Have look at Stack and Cabal and how to set up a Haskell development environment for your particular platform.
Most of the content in my lectures will be from the book Programming in Haskell, 2nd Edition, Graham Hutton.
For week 1, read the first two chapters in the book by Graham Hutton, and do exercises 3, 4 and 5 at the end of Chapter 2 -
this is just to check your own understanding. Slides - these are the slides used in lectures.
Also read Chapter 1 in Write Yourself a Scheme in 48 Hours - An Introduction to Haskell through Example
and do the 3 exercises (not to be handed in) at the end of Chapter 1.
2020: Week 2
Read chapters 3 and 4 in the book by Graham Hutton. Do the 5 exercises at the end of Chapter 3 and exercises 7 and 8 at the end of Chapter 4.
As will always be the case, there are lecture recording for week 2 on SunLearn. Although not required to watch, I can recommend the GoogleTechTalks Haskell 101 and Haskell 102 by
Antoine Leblanc. There is also a Github repository with resources
related to these two talks.
2020: Week 3
Read Chapters 5 and 6.
Although Monday is a public holiday, work on the following problems and post solutions on MS Teams - I might only comment on Tuesday.
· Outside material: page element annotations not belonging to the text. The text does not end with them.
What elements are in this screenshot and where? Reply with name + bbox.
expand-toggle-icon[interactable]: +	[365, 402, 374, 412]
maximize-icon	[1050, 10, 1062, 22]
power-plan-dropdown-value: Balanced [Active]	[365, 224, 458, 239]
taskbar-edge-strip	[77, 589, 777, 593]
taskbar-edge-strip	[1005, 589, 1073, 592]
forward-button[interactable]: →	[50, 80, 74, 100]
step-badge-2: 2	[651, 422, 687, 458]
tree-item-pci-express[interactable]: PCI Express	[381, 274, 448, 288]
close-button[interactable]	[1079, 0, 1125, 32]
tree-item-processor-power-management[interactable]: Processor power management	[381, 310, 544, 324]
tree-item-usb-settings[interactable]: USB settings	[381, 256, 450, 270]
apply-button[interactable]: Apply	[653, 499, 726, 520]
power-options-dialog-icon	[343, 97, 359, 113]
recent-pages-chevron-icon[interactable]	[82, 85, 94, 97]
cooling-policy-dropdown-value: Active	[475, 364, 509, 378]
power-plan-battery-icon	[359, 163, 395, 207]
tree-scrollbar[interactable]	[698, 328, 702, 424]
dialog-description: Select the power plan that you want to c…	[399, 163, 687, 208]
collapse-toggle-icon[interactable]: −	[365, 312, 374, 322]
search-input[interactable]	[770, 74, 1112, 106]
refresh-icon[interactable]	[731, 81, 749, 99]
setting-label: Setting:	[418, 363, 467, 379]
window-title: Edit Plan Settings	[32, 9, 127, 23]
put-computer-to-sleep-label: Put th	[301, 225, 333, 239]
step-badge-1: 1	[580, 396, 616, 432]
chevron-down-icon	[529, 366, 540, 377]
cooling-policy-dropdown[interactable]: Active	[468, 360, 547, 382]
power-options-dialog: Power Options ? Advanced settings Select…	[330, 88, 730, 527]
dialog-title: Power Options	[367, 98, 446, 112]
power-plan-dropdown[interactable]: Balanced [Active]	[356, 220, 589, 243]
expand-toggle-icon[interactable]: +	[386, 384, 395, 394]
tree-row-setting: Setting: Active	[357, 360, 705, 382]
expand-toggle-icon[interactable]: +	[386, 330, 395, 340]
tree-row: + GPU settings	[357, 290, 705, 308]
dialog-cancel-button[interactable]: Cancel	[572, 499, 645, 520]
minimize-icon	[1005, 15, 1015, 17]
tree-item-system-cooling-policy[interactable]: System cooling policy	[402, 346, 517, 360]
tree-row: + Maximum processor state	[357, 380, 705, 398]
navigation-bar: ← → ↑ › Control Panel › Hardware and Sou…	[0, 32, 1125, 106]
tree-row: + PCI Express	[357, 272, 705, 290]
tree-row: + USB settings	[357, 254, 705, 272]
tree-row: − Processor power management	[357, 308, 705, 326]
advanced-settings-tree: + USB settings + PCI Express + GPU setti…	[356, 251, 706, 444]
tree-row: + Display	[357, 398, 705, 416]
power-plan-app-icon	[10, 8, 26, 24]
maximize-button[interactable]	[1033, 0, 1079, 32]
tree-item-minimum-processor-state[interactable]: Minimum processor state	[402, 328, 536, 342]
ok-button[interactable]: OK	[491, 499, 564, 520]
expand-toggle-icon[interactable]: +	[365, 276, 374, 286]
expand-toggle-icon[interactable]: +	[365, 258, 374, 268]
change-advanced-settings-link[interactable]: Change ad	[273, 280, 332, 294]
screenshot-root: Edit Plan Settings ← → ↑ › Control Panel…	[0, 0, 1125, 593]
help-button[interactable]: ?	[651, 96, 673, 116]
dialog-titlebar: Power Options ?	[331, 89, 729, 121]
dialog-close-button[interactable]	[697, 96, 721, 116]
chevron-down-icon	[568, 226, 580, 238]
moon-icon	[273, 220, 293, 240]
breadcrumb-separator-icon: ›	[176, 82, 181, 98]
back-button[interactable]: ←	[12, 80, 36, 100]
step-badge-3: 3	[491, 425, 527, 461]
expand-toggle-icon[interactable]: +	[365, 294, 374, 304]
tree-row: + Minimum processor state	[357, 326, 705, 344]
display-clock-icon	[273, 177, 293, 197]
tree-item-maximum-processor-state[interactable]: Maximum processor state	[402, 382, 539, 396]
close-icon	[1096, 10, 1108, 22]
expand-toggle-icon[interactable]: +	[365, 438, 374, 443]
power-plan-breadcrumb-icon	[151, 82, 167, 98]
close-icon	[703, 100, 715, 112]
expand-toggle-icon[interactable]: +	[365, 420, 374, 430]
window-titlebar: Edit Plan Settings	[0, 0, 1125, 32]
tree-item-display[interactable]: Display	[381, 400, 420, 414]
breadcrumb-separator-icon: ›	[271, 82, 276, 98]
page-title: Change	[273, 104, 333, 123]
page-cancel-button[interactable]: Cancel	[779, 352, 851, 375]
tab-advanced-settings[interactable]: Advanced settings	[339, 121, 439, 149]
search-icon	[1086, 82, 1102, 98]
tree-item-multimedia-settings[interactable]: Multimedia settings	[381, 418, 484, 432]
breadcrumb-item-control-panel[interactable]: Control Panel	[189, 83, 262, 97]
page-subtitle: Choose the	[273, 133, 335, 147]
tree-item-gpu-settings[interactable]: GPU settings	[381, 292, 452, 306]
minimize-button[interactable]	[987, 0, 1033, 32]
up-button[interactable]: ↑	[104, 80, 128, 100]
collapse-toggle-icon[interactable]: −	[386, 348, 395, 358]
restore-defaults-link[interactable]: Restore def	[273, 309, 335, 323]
- Implement your own versions of fold and fold' (i.e. the strict version of foldl). It is enough to implement versions
that work on Lists, instead of on Foldable types.
- Exercises 6-9 at the end of Chapter 5
2020: Week 4
Read Chapter 7 (and watch the corresponding video lecture on SunLearn). In the Monday lecture we will discuss assignment 1.
Also modify the code
discussed in the video lecture w.r.t. the Luhn checksum by not reversing xs in the function luhn_sum and also summing over
the list of digits (representing the number for which the validity of the checksum digit is verified) after applying altMap by
using nSum += d / 10 and nSum += d % 10 (as is done in the Java implementation at
geeksforgeeks), instead of using the current function luhn_sub. Also
suggest other improvemets to my current implementation of the Luhn checksum.
2020: Week 5
Read Chapter 8 (and watch the corresponding video lecture on SunLearn). Look at the following exercises at the end of
Chapter 8: 1, 3, 8.
2020: Week 6
Read Chapter 15 (and watch the corresponding video lecture on SunLearn). Look at the following exercises at the end of
Chapter 15: 5, 6. Select groups (size 3 or 4) for assignment 2. Send and e-mail to brinkvdm at gmail dot com with a
document containing the following information: Group members and a description of the selected project for assignment 2
(and other information deemed relevant).
2020: Week 7
Read Chapter 9 and work on exercise 6 at the end of Ch 9. Watch the video lectures under Weeks 7, 8 and 9 on SunLearn.
2020: Week 8
Watch the video lecture on functional parsers, listed under week 10, on SunLearn.
2020: Week 9
Watch the video lecture on SunLearn on how to create your own Monadic Either type. We will also
continue with presentations for the 2nd project as scheduled on MS Teams.
2020: Week 10 -> end of semester
A collection of video discussions wil be posted on SunLearn on some of the posts at Monday Morning Haskell.
Books and other relevant links and resources
Why should you take this course
Functional programming is a style of programming in which the primary method of computation is the application of functions to arguments. It offers a compact notation for writing programs, powerful abstraction methods for structuring programs, and a simple mathematical basis that supports reasoning about programs.
Functional languages represent the leading edge of programming language design, and the primary setting in which new programming concepts are introduced and studied.